FFTL left the crowd primed and ready for Hawthorne Heights, a post-hardcore / sreamo band that most southern men have never heard of (and would never willingly listen to if they had) but Southern Man, due to the influence of HHB, is becoming something of a fan - it's his second HH concert (review of the first is here) and HHB's fourth. Their hour-long set opened with their familiar hit Niki FM and continued with many that Southern Man knew and a few that he didn't. One song was apparently played for a live audience for the very first time this evening. The crowd was extremely pumped and Southern Man saw both fearless crowd-surfing and some fairly agressive tossing of human bodies. They closed with two favorites, Breathing In Sequence and Ohio Is For Lovers, during which HHB (who had worked his way to the very front of the stage and was loath to lose his place) executed his final crowd surf of the evening. He also managed to talk to a couple of the band members once again, one of whom remembered him from last Fall's concert.

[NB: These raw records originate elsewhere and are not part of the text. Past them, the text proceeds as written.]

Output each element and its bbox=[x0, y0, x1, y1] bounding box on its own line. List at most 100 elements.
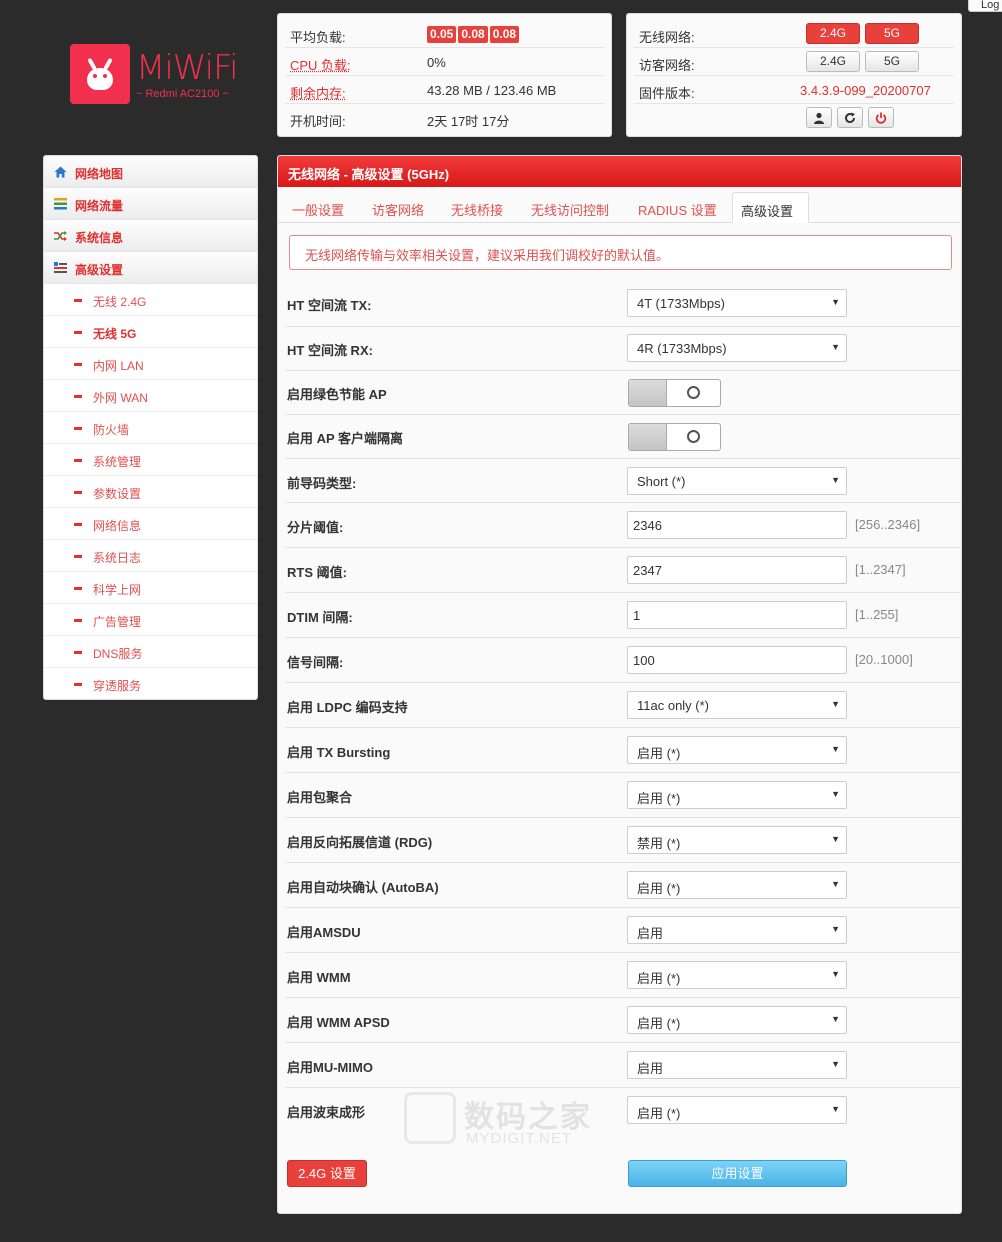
sidebar-sub-system-log[interactable]: 系统日志 bbox=[44, 540, 257, 572]
sidebar-sub-firewall[interactable]: 防火墙 bbox=[44, 412, 257, 444]
cpu-row: CPU 负载: 0% bbox=[285, 48, 604, 76]
logout-button[interactable]: Log bbox=[968, 0, 1002, 12]
sidebar-item-system-info[interactable]: 系统信息 bbox=[44, 220, 257, 252]
settings-list-icon bbox=[54, 262, 67, 274]
field-mu-mimo: 启用MU-MIMO 启用 ▼ bbox=[285, 1043, 961, 1088]
main-panel: 无线网络 - 高级设置 (5GHz) 一般设置 访客网络 无线桥接 无线访问控制… bbox=[277, 155, 962, 1214]
field-preamble: 前导码类型: Short (*) ▼ bbox=[285, 459, 961, 503]
ht-rx-select[interactable]: 4R (1733Mbps) ▼ bbox=[627, 334, 847, 362]
brand-logo: MiWiFi ~ Redmi AC2100 ~ bbox=[70, 44, 240, 106]
fragment-input[interactable]: 2346 bbox=[627, 511, 847, 539]
tab-general[interactable]: 一般设置 bbox=[284, 192, 352, 223]
tab-guest[interactable]: 访客网络 bbox=[364, 192, 432, 223]
ht-tx-select[interactable]: 4T (1733Mbps) ▼ bbox=[627, 289, 847, 317]
chevron-down-icon: ▼ bbox=[831, 969, 840, 979]
system-status-panel: 平均负载: 0.05 0.08 0.08 CPU 负载: 0% 剩余内存: 43.2… bbox=[277, 13, 612, 137]
beamforming-select[interactable]: 启用 (*) ▼ bbox=[627, 1096, 847, 1124]
refresh-button[interactable] bbox=[837, 107, 863, 128]
field-ldpc: 启用 LDPC 编码支持 11ac only (*) ▼ bbox=[285, 683, 961, 728]
ldpc-select[interactable]: 11ac only (*) ▼ bbox=[627, 691, 847, 719]
sidebar-sub-proxy[interactable]: 科学上网 bbox=[44, 572, 257, 604]
sidebar-sub-parameters[interactable]: 参数设置 bbox=[44, 476, 257, 508]
field-ap-isolation: 启用 AP 客户端隔离 bbox=[285, 415, 961, 459]
rts-input[interactable]: 2347 bbox=[627, 556, 847, 584]
sidebar-item-traffic[interactable]: 网络流量 bbox=[44, 188, 257, 220]
wireless-5g-button[interactable]: 5G bbox=[865, 23, 919, 44]
sidebar-sub-wifi-24g[interactable]: 无线 2.4G bbox=[44, 284, 257, 316]
switch-24g-settings-button[interactable]: 2.4G 设置 bbox=[287, 1160, 367, 1187]
sidebar-item-network-map[interactable]: 网络地图 bbox=[44, 156, 257, 188]
memory-link[interactable]: 剩余内存: bbox=[290, 83, 346, 102]
memory-row: 剩余内存: 43.28 MB / 123.46 MB bbox=[285, 76, 604, 104]
action-row bbox=[634, 104, 954, 132]
field-dtim: DTIM 间隔: 1 [1..255] bbox=[285, 593, 961, 638]
sidebar-sub-lan[interactable]: 内网 LAN bbox=[44, 348, 257, 380]
firmware-label: 固件版本: bbox=[639, 86, 695, 101]
tab-access-control[interactable]: 无线访问控制 bbox=[523, 192, 617, 223]
toggle-off-icon bbox=[687, 386, 700, 399]
field-wmm-apsd: 启用 WMM APSD 启用 (*) ▼ bbox=[285, 998, 961, 1043]
guest-24g-button[interactable]: 2.4G bbox=[806, 51, 860, 72]
field-green-ap: 启用绿色节能 AP bbox=[285, 371, 961, 415]
field-tx-bursting: 启用 TX Bursting 启用 (*) ▼ bbox=[285, 728, 961, 773]
sidebar-sub-tunnel[interactable]: 穿透服务 bbox=[44, 668, 257, 699]
sidebar-sub-wan[interactable]: 外网 WAN bbox=[44, 380, 257, 412]
user-button[interactable] bbox=[806, 107, 832, 128]
green-ap-toggle[interactable] bbox=[628, 379, 721, 407]
uptime-value: 2天 17时 17分 bbox=[427, 114, 510, 129]
sidebar-sub-dns[interactable]: DNS服务 bbox=[44, 636, 257, 668]
chevron-down-icon: ▼ bbox=[831, 924, 840, 934]
site-watermark: 数码之家 MYDIGIT.NET bbox=[404, 1092, 604, 1150]
sidebar-sub-system-admin[interactable]: 系统管理 bbox=[44, 444, 257, 476]
field-aggregation: 启用包聚合 启用 (*) ▼ bbox=[285, 773, 961, 818]
sidebar-sub-ad-block[interactable]: 广告管理 bbox=[44, 604, 257, 636]
guest-row: 访客网络: 2.4G 5G bbox=[634, 48, 954, 76]
home-icon bbox=[54, 166, 67, 178]
beacon-input[interactable]: 100 bbox=[627, 646, 847, 674]
sidebar-item-advanced[interactable]: 高级设置 bbox=[44, 252, 257, 284]
load-row: 平均负载: 0.05 0.08 0.08 bbox=[285, 20, 604, 48]
mu-mimo-select[interactable]: 启用 ▼ bbox=[627, 1051, 847, 1079]
chevron-down-icon: ▼ bbox=[831, 699, 840, 709]
page-title: 无线网络 - 高级设置 (5GHz) bbox=[278, 156, 961, 187]
field-fragment: 分片阈值: 2346 [256..2346] bbox=[285, 503, 961, 548]
guest-5g-button[interactable]: 5G bbox=[865, 51, 919, 72]
cpu-link[interactable]: CPU 负载: bbox=[290, 55, 351, 74]
memory-value: 43.28 MB / 123.46 MB bbox=[427, 83, 557, 98]
tab-advanced[interactable]: 高级设置 bbox=[732, 192, 809, 223]
wireless-row: 无线网络: 2.4G 5G bbox=[634, 20, 954, 48]
rdg-select[interactable]: 禁用 (*) ▼ bbox=[627, 826, 847, 854]
sidebar-sub-network-info[interactable]: 网络信息 bbox=[44, 508, 257, 540]
sidebar-nav: 网络地图 网络流量 系统信息 高级设置 无线 2.4G 无线 5G 内网 LAN… bbox=[43, 155, 258, 700]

Sure, it was nearly a hundred bucks and four hours of driving and we both had to get up early Monday morning for football practice and work, but to hear HHB tell Southern Man that this was the best concert he'd ever been to and to hear him say "thank you for the concert" over and over made it absolutely, 100% worthwhile. And today he's at the mall to spring that autographed Brighten CD on his not-a-girlfriend. So Southern Man would do it again in a heartbeat, and probably will in the not-too-distant future.